Origin is the subject of a photo titled “The Next Kingship Belongs to Us,” where Adewumi poses with a guinea fowl, a symbol of protection, and an ornately framed photo of his paternal great grandfather, who was a king in Nigeria. “Animals are a large asset to understanding where I’m from,” says Adewumi, who fills his photos with symbolically loaded props and relics. “The work is very tactile, but also very imaginative.”

For a long time, taking pictures was more of a hobby than an artistic practice for Adewumi. He describes his mother as a “candid photographer,” who filled albums with family photos, and created an eight-foot-long visual of her son’s family tree. While enrolled at the University of Texas, Adewumi began to imagine a career for himself as a photojournalist, and took classes with Ellis (Eli) Reed, the first full-time Black photographer employed by Magnum Photos, and the award-winning journalist Donna DeCesare. But it was his Black Studies courses that inspired him to consider photography as a personal form of expression, and a way to explore and connect back to Black American and African history and his familial roots.
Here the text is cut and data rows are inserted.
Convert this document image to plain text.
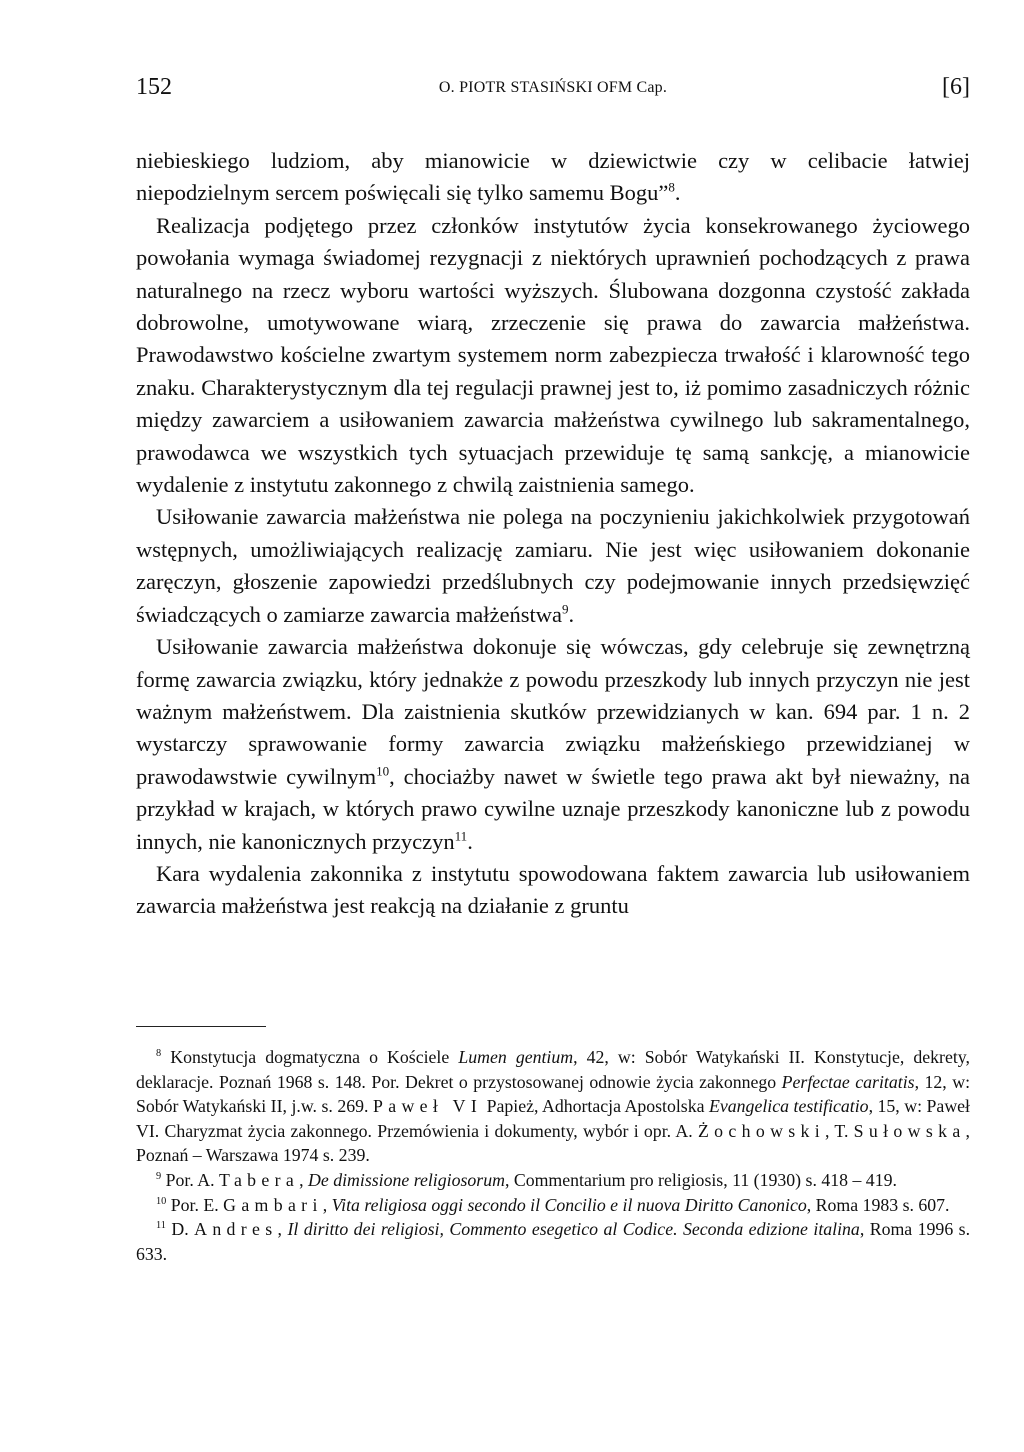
152	O. PIOTR STASIŃSKI OFM Cap.	[6]

niebieskiego ludziom, aby mianowicie w dziewictwie czy w celibacie łatwiej niepodzielnym sercem poświęcali się tylko samemu Bogu”$^8$.

Realizacja podjętego przez członków instytutów życia konsekrowanego życiowego powołania wymaga świadomej rezygnacji z niektórych uprawnień pochodzących z prawa naturalnego na rzecz wyboru wartości wyższych. Ślubowana dozgonna czystość zakłada dobrowolne, umotywowane wiarą, zrzeczenie się prawa do zawarcia małżeństwa. Prawodawstwo kościelne zwartym systemem norm zabezpiecza trwałość i klarowność tego znaku. Charakterystycznym dla tej regulacji prawnej jest to, iż pomimo zasadniczych różnic między zawarciem a usiłowaniem zawarcia małżeństwa cywilnego lub sakramentalnego, prawodawca we wszystkich tych sytuacjach przewiduje tę samą sankcję, a mianowicie wydalenie z instytutu zakonnego z chwilą zaistnienia samego.

Usiłowanie zawarcia małżeństwa nie polega na poczynieniu jakichkolwiek przygotowań wstępnych, umożliwiających realizację zamiaru. Nie jest więc usiłowaniem dokonanie zaręczyn, głoszenie zapowiedzi przedślubnych czy podejmowanie innych przedsięwzięć świadczących o zamiarze zawarcia małżeństwa$^9$.

Usiłowanie zawarcia małżeństwa dokonuje się wówczas, gdy celebruje się zewnętrzną formę zawarcia związku, który jednakże z powodu przeszkody lub innych przyczyn nie jest ważnym małżeństwem. Dla zaistnienia skutków przewidzianych w kan. 694 par. 1 n. 2 wystarczy sprawowanie formy zawarcia związku małżeńskiego przewidzianej w prawodawstwie cywilnym$^{10}$, chociażby nawet w świetle tego prawa akt był nieważny, na przykład w krajach, w których prawo cywilne uznaje przeszkody kanoniczne lub z powodu innych, nie kanonicznych przyczyn$^{11}$.

Kara wydalenia zakonnika z instytutu spowodowana faktem zawarcia lub usiłowaniem zawarcia małżeństwa jest reakcją na działanie z gruntu

$^8$ Konstytucja dogmatyczna o Kościele Lumen gentium, 42, w: Sobór Watykański II. Konstytucje, dekrety, deklaracje. Poznań 1968 s. 148. Por. Dekret o przystosowanej odnowie życia zakonnego Perfectae caritatis, 12, w: Sobór Watykański II, j.w. s. 269. Paweł VI Papież, Adhortacja Apostolska Evangelica testificatio, 15, w: Paweł VI. Charyzmat życia zakonnego. Przemówienia i dokumenty, wybór i opr. A. Żochowski, T. Sułowska, Poznań – Warszawa 1974 s. 239.

$^9$ Por. A. Tabera, De dimissione religiosorum, Commentarium pro religiosis, 11 (1930) s. 418 – 419.

$^{10}$ Por. E. Gambari, Vita religiosa oggi secondo il Concilio e il nuova Diritto Canonico, Roma 1983 s. 607.

$^{11}$ D. Andres, Il diritto dei religiosi, Commento esegetico al Codice. Seconda edizione italina, Roma 1996 s. 633.
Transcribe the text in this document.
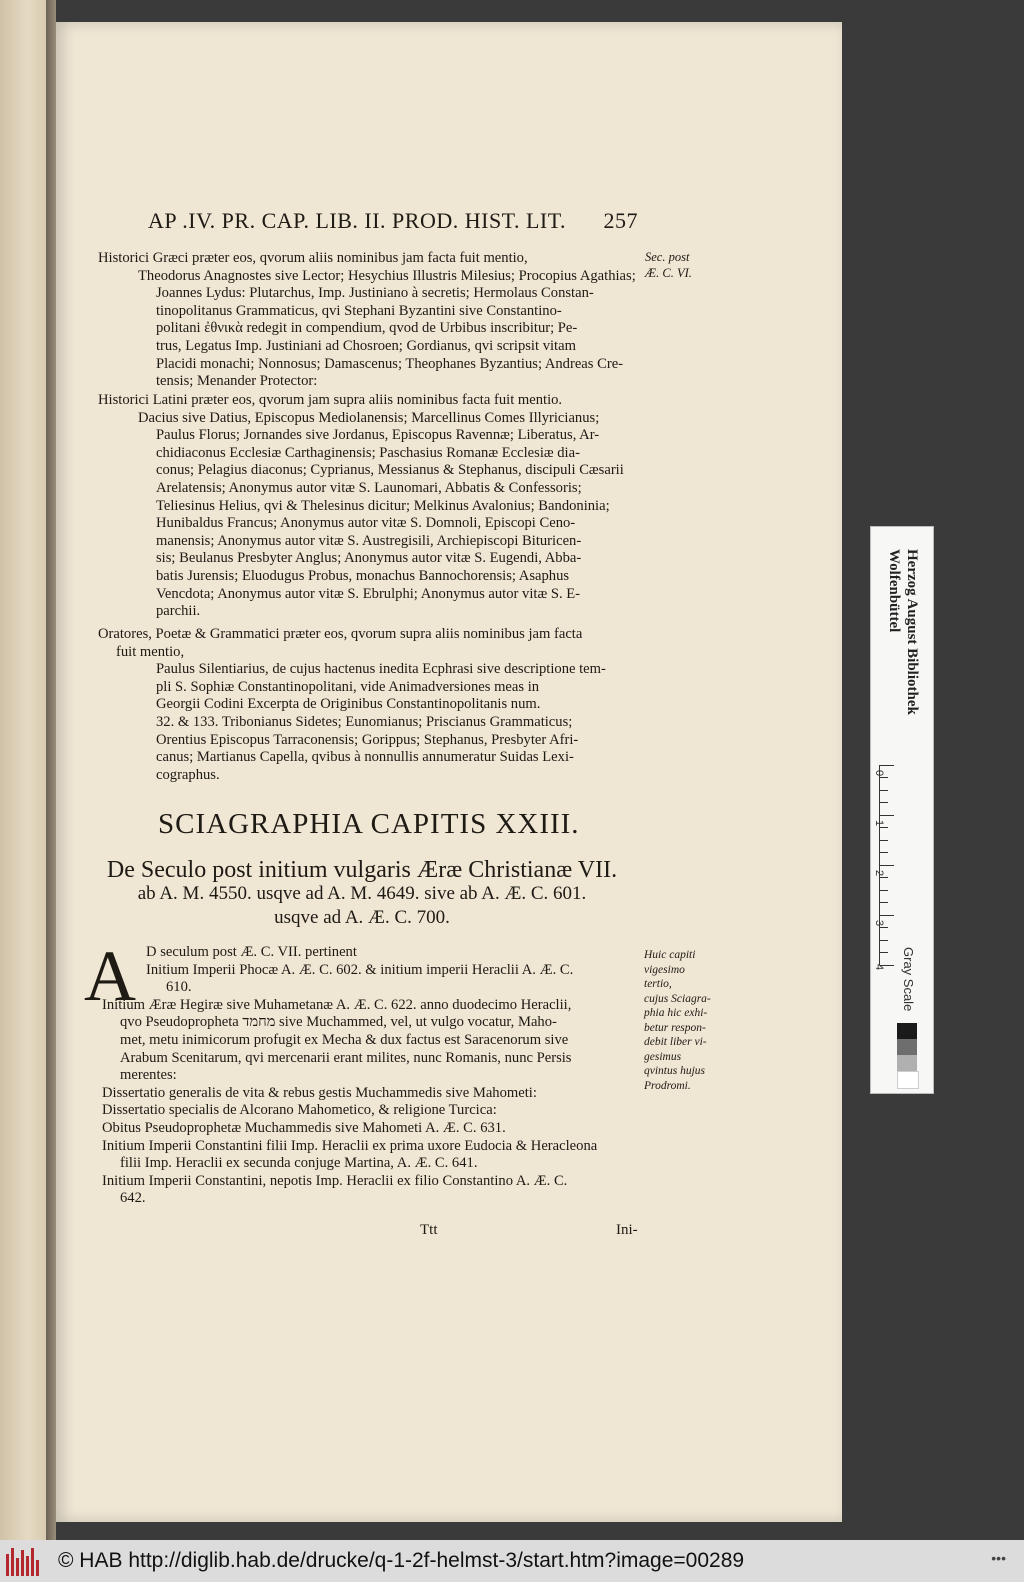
AP .IV. PR. CAP. LIB. II. PROD. HIST. LIT. 257

Historici Græci præter eos, qvorum aliis nominibus jam facta fuit mentio,

Theodorus Anagnostes sive Lector; Hesychius Illustris Milesius; Procopius Agathias;

Joannes Lydus: Plutarchus, Imp. Justiniano à secretis; Hermolaus Constan-

tinopolitanus Grammaticus, qvi Stephani Byzantini sive Constantino-

politani ἐθνικὰ redegit in compendium, qvod de Urbibus inscribitur; Pe-

trus, Legatus Imp. Justiniani ad Chosroen; Gordianus, qvi scripsit vitam

Placidi monachi; Nonnosus; Damascenus; Theophanes Byzantius; Andreas Cre-

tensis; Menander Protector:

Sec. post
Æ. C. VI.

Historici Latini præter eos, qvorum jam supra aliis nominibus facta fuit mentio.

Dacius sive Datius, Episcopus Mediolanensis; Marcellinus Comes Illyricianus;

Paulus Florus; Jornandes sive Jordanus, Episcopus Ravennæ; Liberatus, Ar-

chidiaconus Ecclesiæ Carthaginensis; Paschasius Romanæ Ecclesiæ dia-

conus; Pelagius diaconus; Cyprianus, Messianus & Stephanus, discipuli Cæsarii

Arelatensis; Anonymus autor vitæ S. Launomari, Abbatis & Confessoris;

Teliesinus Helius, qvi & Thelesinus dicitur; Melkinus Avalonius; Bandoninia;

Hunibaldus Francus; Anonymus autor vitæ S. Domnoli, Episcopi Ceno-

manensis; Anonymus autor vitæ S. Austregisili, Archiepiscopi Bituricen-

sis; Beulanus Presbyter Anglus; Anonymus autor vitæ S. Eugendi, Abba-

batis Jurensis; Eluodugus Probus, monachus Bannochorensis; Asaphus

Vencdota; Anonymus autor vitæ S. Ebrulphi; Anonymus autor vitæ S. E-

parchii.

Oratores, Poetæ & Grammatici præter eos, qvorum supra aliis nominibus jam facta

fuit mentio,

Paulus Silentiarius, de cujus hactenus inedita Ecphrasi sive descriptione tem-

pli S. Sophiæ Constantinopolitani, vide Animadversiones meas in

Georgii Codini Excerpta de Originibus Constantinopolitanis num.

32. & 133. Tribonianus Sidetes; Eunomianus; Priscianus Grammaticus;

Orentius Episcopus Tarraconensis; Gorippus; Stephanus, Presbyter Afri-

canus; Martianus Capella, qvibus à nonnullis annumeratur Suidas Lexi-

cographus.

SCIAGRAPHIA CAPITIS XXIII.
De Seculo post initium vulgaris Æræ Christianæ VII.
ab A. M. 4550. usqve ad A. M. 4649. sive ab A. Æ. C. 601.
usqve ad A. Æ. C. 700.
A D seculum post Æ. C. VII. pertinent

Initium Imperii Phocæ A. Æ. C. 602. & initium imperii Heraclii A. Æ. C.

610.

Initium Æræ Hegiræ sive Muhametanæ A. Æ. C. 622. anno duodecimo Heraclii,

qvo Pseudopropheta מחמד sive Muchammed, vel, ut vulgo vocatur, Maho-

met, metu inimicorum profugit ex Mecha & dux factus est Saracenorum sive

Arabum Scenitarum, qvi mercenarii erant milites, nunc Romanis, nunc Persis

merentes:

Dissertatio generalis de vita & rebus gestis Muchammedis sive Mahometi:

Dissertatio specialis de Alcorano Mahometico, & religione Turcica:

Obitus Pseudoprophetæ Muchammedis sive Mahometi A. Æ. C. 631.

Initium Imperii Constantini filii Imp. Heraclii ex prima uxore Eudocia & Heracleona

filii Imp. Heraclii ex secunda conjuge Martina, A. Æ. C. 641.

Initium Imperii Constantini, nepotis Imp. Heraclii ex filio Constantino A. Æ. C.

642.

Huic capiti
vigesimo
tertio,
cujus Sciagra-
phia hic exhi-
betur respon-
debit liber vi-
gesimus
qvintus hujus
Prodromi.
Ttt	Ini-
Herzog August Bibliothek
Wolfenbüttel
0
1
2
3
4 Gray Scale
© HAB http://diglib.hab.de/drucke/q-1-2f-helmst-3/start.htm?image=00289	•••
Danny Clinch’s 1993 portrait of Tupac Shakur for Rolling Stonemagazine, the equally iconic 1864 photograph of abolitionist Sojourner Truth, and a chilling photo taken in 1899 of Frank Embree just before he lynched for a crime he did not commit inspired another self-portrait in the show, titled “Angel of Desolation.” Shirtless and staring stoically at the viewer, Adewumi’s chest bears the words, “I SELL THE SHADOW TO SUPPORT THE SUBSTANCE.” The quote, which Sojourner Truth added to her photo, is a play on early photography’s advertising slogan, “Secure the shadow, ere the substance fades,” which implored folks to photograph their family members before they died.

“Sojourner’s quote speaks to me as a photographer,” says Adewumi. “I’m thinking about what this portrait will mean 25 or 50 years from now, just as Sojourner Truth did. I feel like I’m building this work around that particular sentence.”